Professor Marcelo Paixao, who lectures there, says it is clear that in Brazil those of African descent are largely absent from many key professions.

"Here the percentage of black people holding jobs - such as doctors, engineers, economists, lawyers - is very low," he says.

"When you have universities - principally the most prestigious ones which are the public ones - so closed to presence of the Afro-descendent population, this means these professions will also continue to be exclusive to a certain group of people for a very long time."

The debate in Brazil is further complicated because of the sometimes uncertain definition here of who is white, black or mixed race - official surveys let people classify themselves.

Hundreds of years of racial mixing means that many Brazilians regard themselves as neither black nor white but something in between, and recent surveys suggest some people have even changed their view of how they should be described.

Racial equality law

Some argue that quotas even partly based on race introduce a tension that never existed in Brazilian society in the way it has in the United States, while others say it simply recognises the obvious link between being poor and black.

"I think the main issue has to do with poverty and the bad quality of basic education," says Simon Schwartzman, senior researcher at the Institute of Studies of Work and Society in Rio de Janeiro.

"People who are poor don't have access to good education; they have more difficulty in having access, in particular to the more prestigious courses. It is a question of poverty not of race.

"There are good reasons to be against race quotas in Brazil - I don't think it makes any sense at all. For people who are poor and didn't have a good education, I think there is a good argument for that, provided you do it properly.

"You can not force a racial identity in a population where a large percentage of the population don't have a clear racial identity and don't want that. If you look at the population and ask people 'what is your race?' - many people won't know exactly what to answer.

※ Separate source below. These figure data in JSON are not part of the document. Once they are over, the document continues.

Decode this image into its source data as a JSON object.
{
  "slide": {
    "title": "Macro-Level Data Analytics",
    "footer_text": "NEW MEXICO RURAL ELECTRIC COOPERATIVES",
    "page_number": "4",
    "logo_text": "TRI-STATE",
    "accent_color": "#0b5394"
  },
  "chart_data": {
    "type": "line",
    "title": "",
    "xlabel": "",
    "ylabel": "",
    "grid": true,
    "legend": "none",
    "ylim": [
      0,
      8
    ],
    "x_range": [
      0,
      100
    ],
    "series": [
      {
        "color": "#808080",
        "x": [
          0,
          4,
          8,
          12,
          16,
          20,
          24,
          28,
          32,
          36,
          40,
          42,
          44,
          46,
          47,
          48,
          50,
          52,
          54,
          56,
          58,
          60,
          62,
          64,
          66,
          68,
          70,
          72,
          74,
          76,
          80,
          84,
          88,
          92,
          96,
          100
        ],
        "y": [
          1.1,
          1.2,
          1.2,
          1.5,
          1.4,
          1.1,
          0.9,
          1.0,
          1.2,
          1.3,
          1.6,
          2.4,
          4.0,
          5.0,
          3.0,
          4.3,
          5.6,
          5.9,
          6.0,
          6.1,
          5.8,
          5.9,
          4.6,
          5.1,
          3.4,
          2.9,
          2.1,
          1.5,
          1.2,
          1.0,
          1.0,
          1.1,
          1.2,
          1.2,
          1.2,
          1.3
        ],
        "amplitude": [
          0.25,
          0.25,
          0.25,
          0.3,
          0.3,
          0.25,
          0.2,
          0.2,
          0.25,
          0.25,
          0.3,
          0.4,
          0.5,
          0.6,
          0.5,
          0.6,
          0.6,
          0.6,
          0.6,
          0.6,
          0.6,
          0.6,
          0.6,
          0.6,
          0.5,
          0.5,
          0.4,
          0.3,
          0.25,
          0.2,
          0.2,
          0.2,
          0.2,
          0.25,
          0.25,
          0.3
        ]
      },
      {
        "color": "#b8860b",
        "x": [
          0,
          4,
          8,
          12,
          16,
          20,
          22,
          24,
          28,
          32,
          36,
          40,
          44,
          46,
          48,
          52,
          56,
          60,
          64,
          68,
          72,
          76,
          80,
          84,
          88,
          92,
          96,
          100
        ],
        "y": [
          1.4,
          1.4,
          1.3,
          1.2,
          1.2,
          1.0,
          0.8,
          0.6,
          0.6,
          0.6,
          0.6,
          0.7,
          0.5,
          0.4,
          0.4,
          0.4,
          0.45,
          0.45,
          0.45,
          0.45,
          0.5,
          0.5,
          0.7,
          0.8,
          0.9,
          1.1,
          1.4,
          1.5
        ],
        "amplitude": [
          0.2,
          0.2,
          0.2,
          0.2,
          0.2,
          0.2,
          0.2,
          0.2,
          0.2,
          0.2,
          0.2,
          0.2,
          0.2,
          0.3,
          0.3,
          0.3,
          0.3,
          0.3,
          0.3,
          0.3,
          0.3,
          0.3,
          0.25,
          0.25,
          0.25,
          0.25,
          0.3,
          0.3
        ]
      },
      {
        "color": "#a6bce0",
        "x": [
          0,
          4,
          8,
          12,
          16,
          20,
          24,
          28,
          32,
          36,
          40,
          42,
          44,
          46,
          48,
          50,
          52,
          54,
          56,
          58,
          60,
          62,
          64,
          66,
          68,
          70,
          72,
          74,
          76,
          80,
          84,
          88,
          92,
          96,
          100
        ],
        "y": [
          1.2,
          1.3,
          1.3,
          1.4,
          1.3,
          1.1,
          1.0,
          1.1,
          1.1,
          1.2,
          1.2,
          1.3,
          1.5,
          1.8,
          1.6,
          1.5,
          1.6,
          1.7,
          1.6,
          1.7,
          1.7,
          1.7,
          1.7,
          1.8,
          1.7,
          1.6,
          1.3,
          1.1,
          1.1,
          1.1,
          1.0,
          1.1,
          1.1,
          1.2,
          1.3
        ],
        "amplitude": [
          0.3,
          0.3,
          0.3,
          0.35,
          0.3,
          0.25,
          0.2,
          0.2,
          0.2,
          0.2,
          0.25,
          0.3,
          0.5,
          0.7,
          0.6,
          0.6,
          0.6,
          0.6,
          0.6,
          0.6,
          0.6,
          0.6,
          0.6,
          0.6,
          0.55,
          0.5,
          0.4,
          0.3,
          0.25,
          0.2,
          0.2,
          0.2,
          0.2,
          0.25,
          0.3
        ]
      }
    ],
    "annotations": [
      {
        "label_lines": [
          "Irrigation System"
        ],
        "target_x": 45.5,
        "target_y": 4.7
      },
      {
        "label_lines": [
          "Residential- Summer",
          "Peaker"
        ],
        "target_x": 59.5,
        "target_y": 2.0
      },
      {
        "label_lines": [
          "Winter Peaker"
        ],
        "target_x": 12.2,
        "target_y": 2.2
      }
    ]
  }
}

"That is not to say that you don't have prejudice, that the fact that you are black you don't suffer, because you do. You should do specific things about that, but not to institute a kind of national policy based on race," Mr Schwartzman says.

For a future generation of students this complicated question has still to be finally resolved.

A long-debated law on racial equality only recently passed an important stage in congressional approval by avoiding controversial issues such as quotas.

It appears the final word may be left to the country's Supreme Court which is due to give its views on the matter in the year ahead.